Глава четырнадцатая

Доклад Кезилга о предстоящем матче близился к концу, когда вошел дежурный мюрид.

— О повелитель! — обратился он к Жуме. — Ввиду особой важности только что полученного мной по радио донесения позволь немедленно сообщить его.

— Что такое? — Жума был явно недоволен тем, что ему мешают слушать Кезилга.

— Операция по извлечению мюрида Бирки из районного вытрезвителя имени академика Павлова успешно завершена.

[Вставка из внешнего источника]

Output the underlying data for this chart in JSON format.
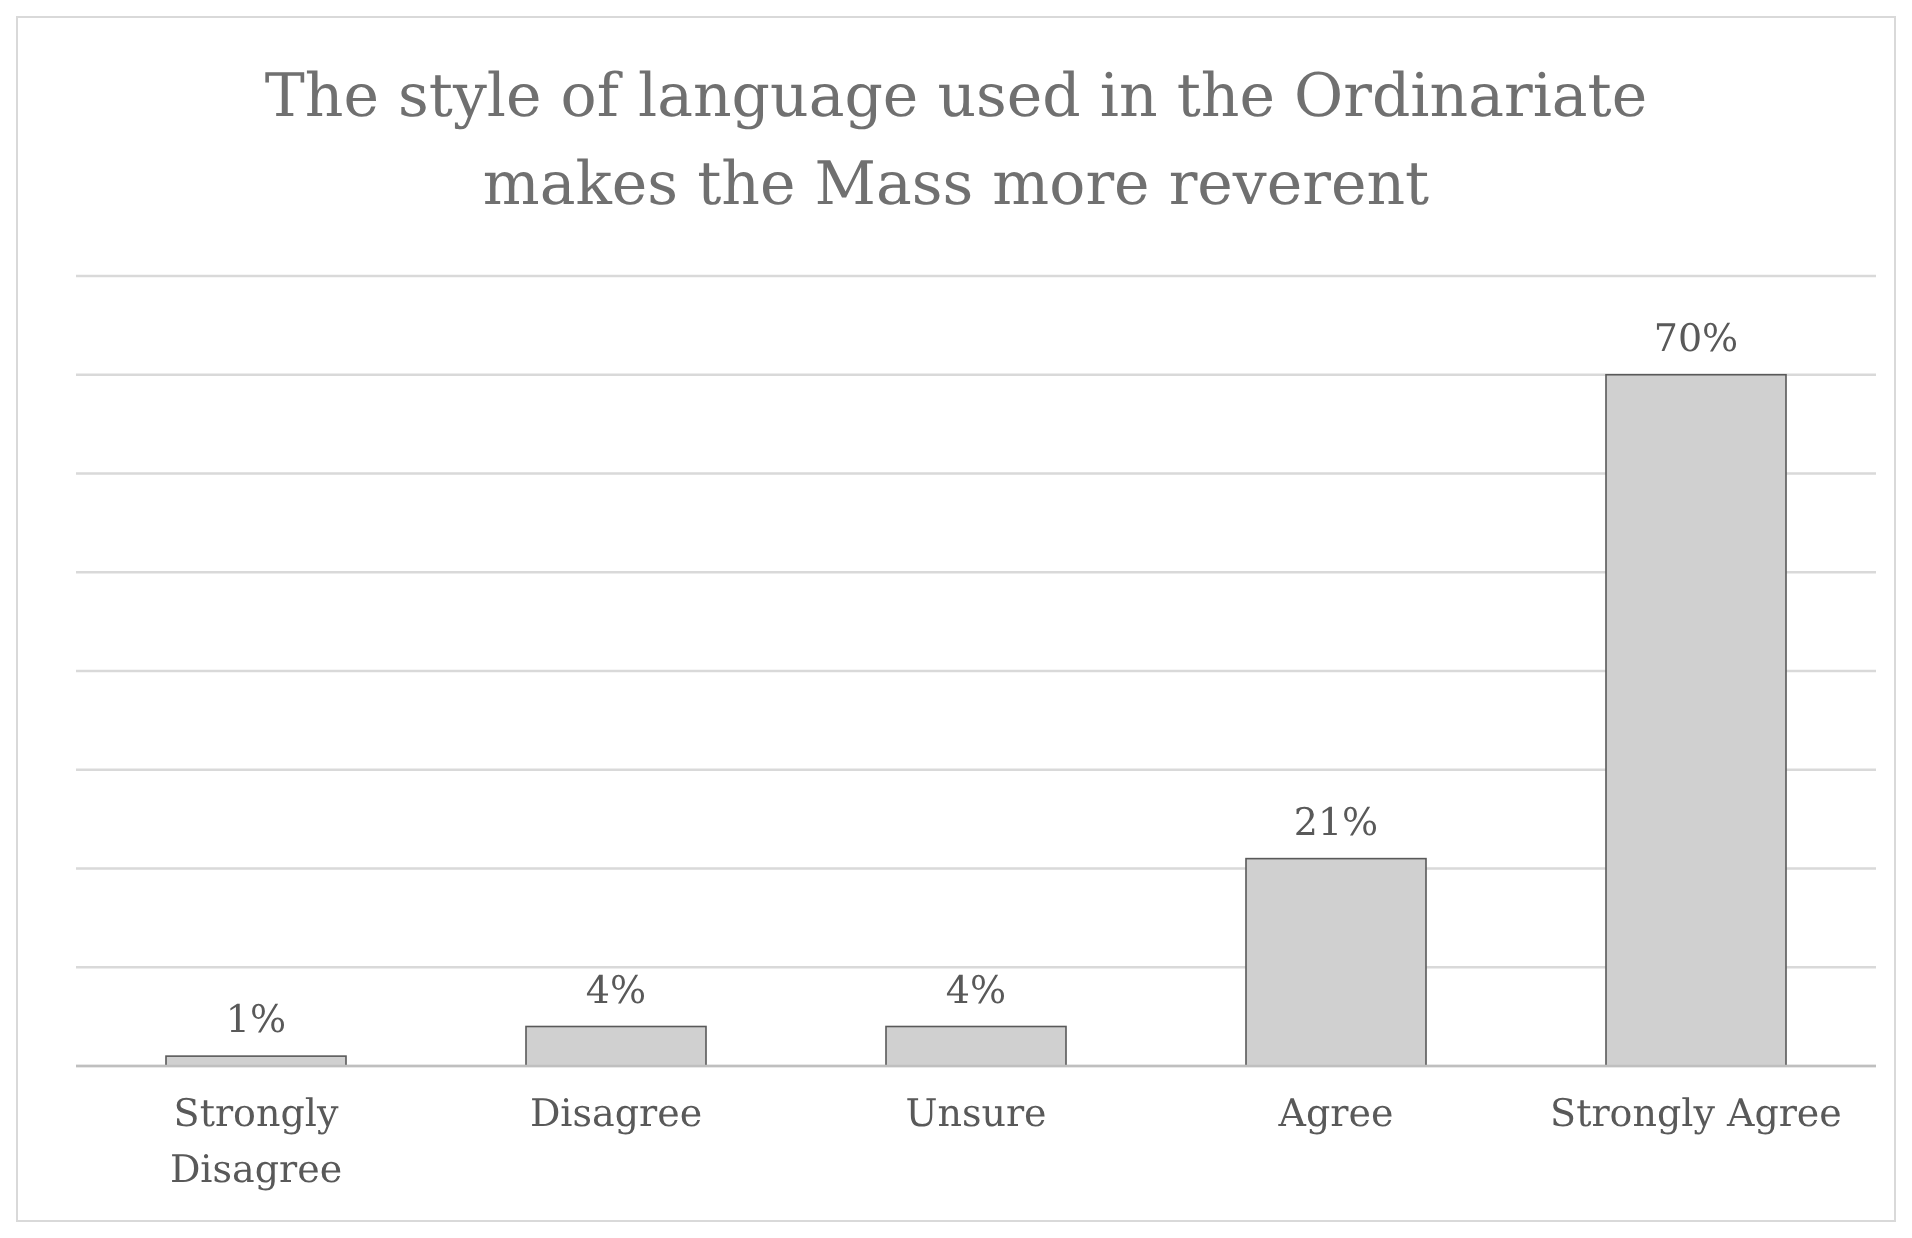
{
  "chart_data": {
    "type": "bar",
    "title": "The style of language used in the Ordinariate makes the Mass more reverent",
    "categories": [
      "Strongly Disagree",
      "Disagree",
      "Unsure",
      "Agree",
      "Strongly Agree"
    ],
    "values": [
      1,
      4,
      4,
      21,
      70
    ],
    "value_labels": [
      "1%",
      "4%",
      "4%",
      "21%",
      "70%"
    ],
    "color": "#d0d0d0",
    "ylim": [
      0,
      80
    ],
    "yticks": [
      {
        "value": 0,
        "label": null
      },
      {
        "value": 10,
        "label": null
      },
      {
        "value": 20,
        "label": null
      },
      {
        "value": 30,
        "label": null
      },
      {
        "value": 40,
        "label": null
      },
      {
        "value": 50,
        "label": null
      },
      {
        "value": 60,
        "label": null
      },
      {
        "value": 70,
        "label": null
      },
      {
        "value": 80,
        "label": null
      }
    ],
    "grid": "y"
  }
}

Наши люди, проводившие операцию, сейчас находятся на пути сюда.

— Кто руководил операцией?

— Мюрид Дика.

— Представить его к награде.

Секретарь Мусост тотчас записал повеление шейха.

— Когда они будут здесь?

— Думаю, очень скоро, так как большую часть пути она преодолеют на машине, а навстречу им, туда, где кончается шоссе и начинается горная трона, уже высланы свежие лошади.

— Отлично, — сказал Жума, вставая. — Тогда на этом мы прервем слушание отчета Кезилга, закончим завтра. Братья будильники, вы свободны.

Все встали и с явно разочарованным видом — уж очень не терпелось узнать, что Кезилг расскажет еще, — направились к выходу. Новообращенного Усмана шейх попросил остаться. Когда дверь за последним мюридом закрылась, вдруг за окном, в лесу, раздался печальный и жуткий крик совы.

— Должно быть, все-таки скучновато в этой лесной глуши? — неуютно поеживаясь, спросил Усман.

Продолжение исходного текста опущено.